Intentional Curiosity: Get your Brain to Focus on What Matters

Keeping a focused mind is hard. Imagine you’re working on an important report due tomorrow. As you start writing, your phone lights up with a text from a friend. Your natural curiosity makes you wonder what the message says. Do you give in and check your phone, or do you stay focused on the report?

Every day, thousands of choices like these happen inside your brain. It’s a constant battle between your primal need to know what’s going on around you and your desire to create great work.

While curiosity and focus may seem like opposing drives, they’re actually deeply intertwined. By understanding the neuroscience of attention you can learn to intentionally direct and sustain your curiosity to achieve your ambitions.

The Science of Intentional Curiosity

To understand intentional curiosity, we first need to understand the concept of the attentional field. Your attentional field is the combination of everything inside you—thoughts, emotions, physical sensations—and everything outside you, including what you see and hear. It encompasses all the information competing for your brain’s limited attentional resources.

When you’re working on something and receive a notification, two parts of the brain are involved in managing your attention within this field. The prefrontal cortex, directly behind the forehead, is activated when you start concentrating. The parietal cortex, behind the ear, is activated by distracting events.

Research shows these two regions process information differently. The prefrontal cortex emits slower frequency pulses of electricity, which are associated with focused attention and goal-directed behavior. In contrast, the parietal cortex emits faster frequency pulses, enabling quick responses to unexpected stimuli and automatic processing of information.

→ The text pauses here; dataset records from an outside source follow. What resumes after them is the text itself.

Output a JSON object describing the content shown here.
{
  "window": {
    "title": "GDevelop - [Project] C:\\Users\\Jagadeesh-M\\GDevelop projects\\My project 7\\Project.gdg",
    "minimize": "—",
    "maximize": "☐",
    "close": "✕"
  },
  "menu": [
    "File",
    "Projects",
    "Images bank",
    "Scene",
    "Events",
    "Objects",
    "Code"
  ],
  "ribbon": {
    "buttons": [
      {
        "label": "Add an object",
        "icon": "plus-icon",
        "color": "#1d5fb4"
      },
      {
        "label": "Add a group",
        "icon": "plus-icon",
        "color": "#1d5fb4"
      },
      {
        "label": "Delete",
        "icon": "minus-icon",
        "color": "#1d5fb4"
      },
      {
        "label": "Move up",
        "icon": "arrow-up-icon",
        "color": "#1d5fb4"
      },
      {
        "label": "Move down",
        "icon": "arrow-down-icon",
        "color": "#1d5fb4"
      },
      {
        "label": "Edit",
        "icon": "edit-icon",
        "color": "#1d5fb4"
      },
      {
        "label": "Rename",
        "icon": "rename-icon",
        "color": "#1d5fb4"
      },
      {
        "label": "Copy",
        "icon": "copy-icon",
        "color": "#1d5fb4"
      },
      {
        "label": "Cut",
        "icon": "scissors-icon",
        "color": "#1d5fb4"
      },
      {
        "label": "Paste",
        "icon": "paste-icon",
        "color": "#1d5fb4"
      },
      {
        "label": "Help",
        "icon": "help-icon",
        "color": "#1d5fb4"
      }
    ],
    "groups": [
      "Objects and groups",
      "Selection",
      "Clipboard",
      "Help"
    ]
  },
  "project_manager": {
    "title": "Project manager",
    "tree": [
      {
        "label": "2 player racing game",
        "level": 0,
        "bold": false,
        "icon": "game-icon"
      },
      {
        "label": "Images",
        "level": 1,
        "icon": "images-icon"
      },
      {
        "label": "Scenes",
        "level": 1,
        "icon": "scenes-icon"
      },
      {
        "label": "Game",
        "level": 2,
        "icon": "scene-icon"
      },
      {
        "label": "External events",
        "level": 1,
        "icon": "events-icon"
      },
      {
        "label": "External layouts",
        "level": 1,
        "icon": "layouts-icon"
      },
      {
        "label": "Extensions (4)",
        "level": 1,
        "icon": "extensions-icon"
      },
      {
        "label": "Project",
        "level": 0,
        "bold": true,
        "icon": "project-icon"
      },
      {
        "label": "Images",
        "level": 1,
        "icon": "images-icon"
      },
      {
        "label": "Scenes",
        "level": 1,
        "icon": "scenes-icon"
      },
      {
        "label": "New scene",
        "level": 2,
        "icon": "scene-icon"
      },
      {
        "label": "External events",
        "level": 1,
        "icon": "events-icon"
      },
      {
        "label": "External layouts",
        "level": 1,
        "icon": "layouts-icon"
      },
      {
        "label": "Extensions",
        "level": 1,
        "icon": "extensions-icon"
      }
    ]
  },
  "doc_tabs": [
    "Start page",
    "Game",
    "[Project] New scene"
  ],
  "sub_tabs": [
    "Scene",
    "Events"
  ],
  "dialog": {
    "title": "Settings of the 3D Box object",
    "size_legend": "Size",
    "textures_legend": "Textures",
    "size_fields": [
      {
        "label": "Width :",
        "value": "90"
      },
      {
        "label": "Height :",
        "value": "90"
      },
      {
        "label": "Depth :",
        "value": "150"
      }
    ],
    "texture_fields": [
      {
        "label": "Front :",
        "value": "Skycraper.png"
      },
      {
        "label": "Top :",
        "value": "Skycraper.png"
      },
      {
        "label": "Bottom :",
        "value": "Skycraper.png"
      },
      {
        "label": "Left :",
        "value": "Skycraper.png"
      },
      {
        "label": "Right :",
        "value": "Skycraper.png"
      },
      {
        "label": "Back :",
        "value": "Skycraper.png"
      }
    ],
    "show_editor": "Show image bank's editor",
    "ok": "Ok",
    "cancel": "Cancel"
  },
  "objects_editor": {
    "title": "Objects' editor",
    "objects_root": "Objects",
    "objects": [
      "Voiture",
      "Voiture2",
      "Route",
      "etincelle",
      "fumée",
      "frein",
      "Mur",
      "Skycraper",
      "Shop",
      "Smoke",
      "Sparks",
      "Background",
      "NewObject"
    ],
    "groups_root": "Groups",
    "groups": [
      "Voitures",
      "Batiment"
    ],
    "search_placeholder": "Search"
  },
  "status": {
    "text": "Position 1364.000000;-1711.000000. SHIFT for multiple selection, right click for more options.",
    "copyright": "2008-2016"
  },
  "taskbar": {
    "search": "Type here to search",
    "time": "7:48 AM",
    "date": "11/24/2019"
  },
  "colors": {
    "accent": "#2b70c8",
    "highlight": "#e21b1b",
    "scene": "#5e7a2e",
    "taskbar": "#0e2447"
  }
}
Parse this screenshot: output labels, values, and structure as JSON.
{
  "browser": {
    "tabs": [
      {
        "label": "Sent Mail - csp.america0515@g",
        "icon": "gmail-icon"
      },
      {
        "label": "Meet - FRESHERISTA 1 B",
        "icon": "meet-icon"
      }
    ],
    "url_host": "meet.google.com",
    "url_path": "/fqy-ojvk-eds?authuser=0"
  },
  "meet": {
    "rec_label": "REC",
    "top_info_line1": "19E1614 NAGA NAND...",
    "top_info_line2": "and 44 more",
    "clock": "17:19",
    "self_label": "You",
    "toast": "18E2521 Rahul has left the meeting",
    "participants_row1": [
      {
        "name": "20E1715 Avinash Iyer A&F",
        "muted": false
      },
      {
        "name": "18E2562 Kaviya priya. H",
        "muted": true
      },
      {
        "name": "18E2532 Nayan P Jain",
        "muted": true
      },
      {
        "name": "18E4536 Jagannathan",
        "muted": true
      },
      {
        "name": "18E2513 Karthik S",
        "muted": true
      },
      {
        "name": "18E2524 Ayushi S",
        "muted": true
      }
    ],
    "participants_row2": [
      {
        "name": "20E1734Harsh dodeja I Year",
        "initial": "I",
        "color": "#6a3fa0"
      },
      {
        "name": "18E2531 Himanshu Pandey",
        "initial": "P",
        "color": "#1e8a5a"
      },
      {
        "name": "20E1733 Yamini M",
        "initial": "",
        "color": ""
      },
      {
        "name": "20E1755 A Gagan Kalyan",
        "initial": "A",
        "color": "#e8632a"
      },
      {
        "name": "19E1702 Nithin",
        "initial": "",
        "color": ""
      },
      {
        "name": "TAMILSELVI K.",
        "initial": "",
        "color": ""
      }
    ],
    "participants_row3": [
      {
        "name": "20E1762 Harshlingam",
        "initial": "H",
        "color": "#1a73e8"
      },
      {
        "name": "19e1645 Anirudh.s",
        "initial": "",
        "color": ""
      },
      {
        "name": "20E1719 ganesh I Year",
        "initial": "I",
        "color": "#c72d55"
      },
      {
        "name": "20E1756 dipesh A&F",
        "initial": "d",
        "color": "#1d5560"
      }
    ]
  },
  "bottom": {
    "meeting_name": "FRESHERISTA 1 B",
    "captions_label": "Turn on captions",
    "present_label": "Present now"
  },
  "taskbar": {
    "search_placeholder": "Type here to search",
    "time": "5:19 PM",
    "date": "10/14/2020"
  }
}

Long ago, you would have used your prefrontal cortex when working on a tool or building a shelter, but your parietal cortex would have been instantly activated if you heard a strange noise or were attacked by a wild animal. Thus, the parietal cortex is originally a survival tool, ensuring that we can switch our attention to more pressing matters if something urgent happens.

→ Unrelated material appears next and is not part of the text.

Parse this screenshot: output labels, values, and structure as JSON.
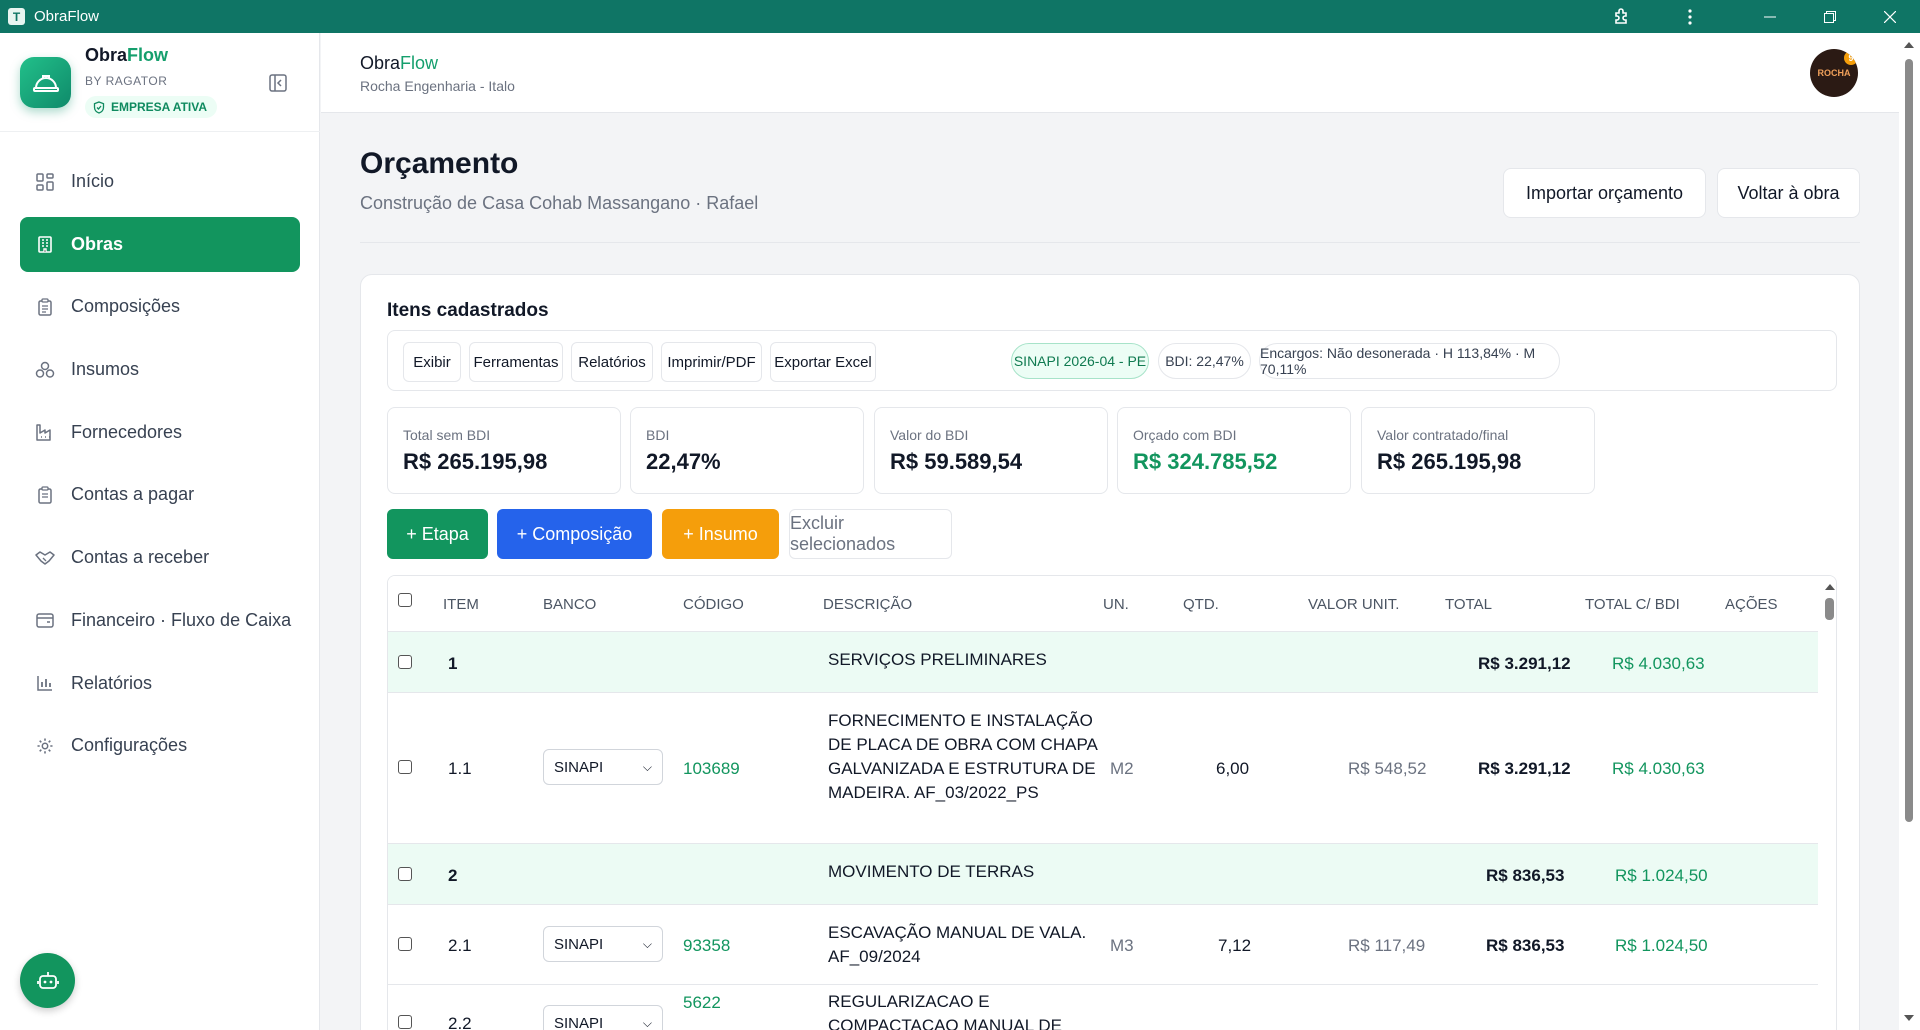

In today’s world, the sources of distractions are constant, and less likely to be critical to our survival. We get interrupted by a never-ending flow of competing cues and information, and it becomes harder to sustain our attention for longer periods of time.

Intentional curiosity is the ability to direct your attention towards information inside or outside of you in a deliberate way. Researchers argue that “curiosity addresses the challenge that deliberating about how to allocate attention relies on, and therefore draws down, the same serial information-processing faculties that one is seeking to allocate.”

In other words, curiosity helps us direct our limited attentional resources to the most important stimuli within our attentional field.

Adventures in the Attentional Field

Navigating your attentional field can be challenging, with countless stimuli competing for your limited cognitive resources. Distractions, both internal and external, can easily pull your focus away from the tasks that matter most. However, by cultivating intentional curiosity, you can effectively manage these distractions and strengthen your ability to focus.

1. Remove obvious distractions. Put your phone away. And by away, I mean in another room. If you work in an open space, put your headphones on to dissuade people from talking to you. And if you’re tempted to check social media on your laptop, install an app that will prevent you from accessing them for a set amount of time.

2. Increase your attentional load. The Load Theory of Attention posits that because attention is a limited resource, filling all the additional “slots” in your mind may leave no room for other distractions. This is why some people work better when having a bit of background noise or listening to music while in focused mode. Experiment with adding deliberate distractors so your curiosity doesn’t get derailed.

Intentional Curiosity and Attentional Load

3. Monitor your mind. However intentional you are, you will get interrupted by internal or external distractions at one point or another. When faced with a distraction, be curious about why it’s pulling your attention. Is it truly important, or just a fleeting impulse? By evaluating the nature of the distraction, you can more easily redirect your curiosity back to your main task, or identify curiosity attractors you might want to explore further at a later point.

4. Make space for mind wandering. While studies suggest that letting your mind wander too often can have a negative impact on overall performance in your daily life, scientists have found that closing your laptop and daydreaming for a few minutes has a positive impact on cognition. See where your mind wants to go when you let it follow its curiosity. You can even take some notes afterwards to record any interesting thoughts.

5. Strengthen your curiosity. Make it a habit to be curious about everything in your life—your inner landscape, external events, new interests, and the people around you. By drawing connections between all these areas of your life, you’ll notice that what may seem like a distraction on the surface can be the seed of a project.

Most importantly, remember that intentional curiosity is not about never losing your focus—which would be unrealistic—but about monitoring your attention and using simple strategies to bring it back to the task at hand when you get distracted, while keeping track of recurring sources of curiosity so you can explore them further in a deliberate way.

It requires both self-awareness and self-compassion to gently bring your focus back to the task at hand while embracing serendipitous creativity and the generative potential of so-called distractions.